A defendant is much more likely to get a death sentence if he or she kills a “high-status” victim than if not, a study claims. The finding is based on a survey of 504 death penalty cases in Texas, the state with the highest rate of capital punishment in the United States.
“In the capital of capital punishment, death is more apt to be sought and imposed on behalf of high-status victims. Some victims matter more than others,” said University of Denver sociologist and criminologist Scott Phillips, author of the study.
The work appears in the research journal Law and Society Review.
Phillips, who analyzed death penalty cases from 1992 to 1999, found that a death sentence is most likely if a defendant kills a married, white or Hispanic victim with a clean criminal record and a college degree, as opposed to a single, black or Asian victim with a criminal record and no college degree.
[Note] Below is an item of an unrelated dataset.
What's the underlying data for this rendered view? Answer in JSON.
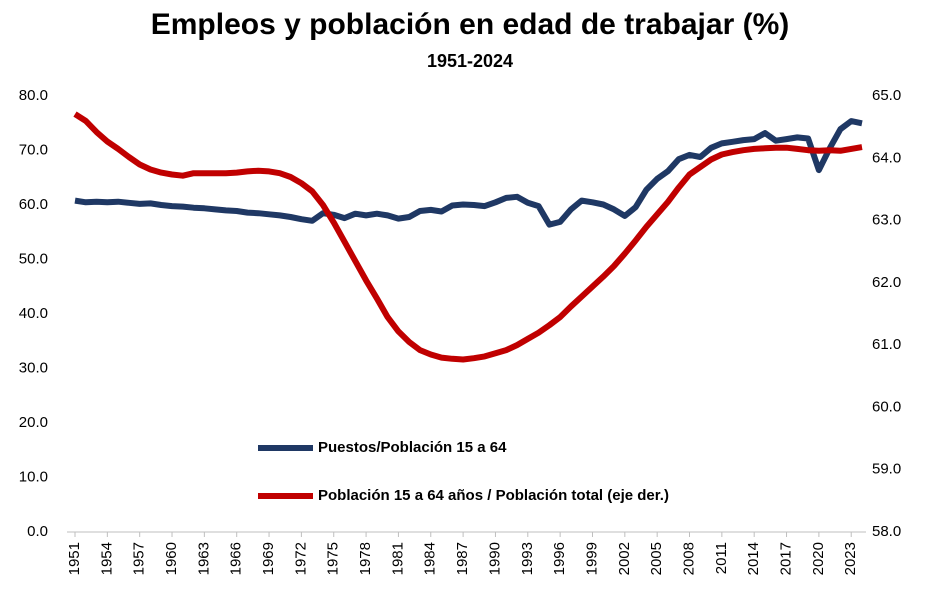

The study is based on cases in Harris County, which is the state’s most populous county and also encompasses its largest city, Houston.
While recent debates over the death penalty have tended to focus on the problem of convicting the innocent and on costs, Phillips said arbitrariness has long been a concern.
Drawing on the same data, Phillips’ previous research found that black defendants were more likely to be sentenced to death than white defendants. The racial disparities described in the prior paper become even sharper after accounting for victim social status – black defendants were more apt to be sentenced to death despite being less apt to kill high status victims, Phillips said.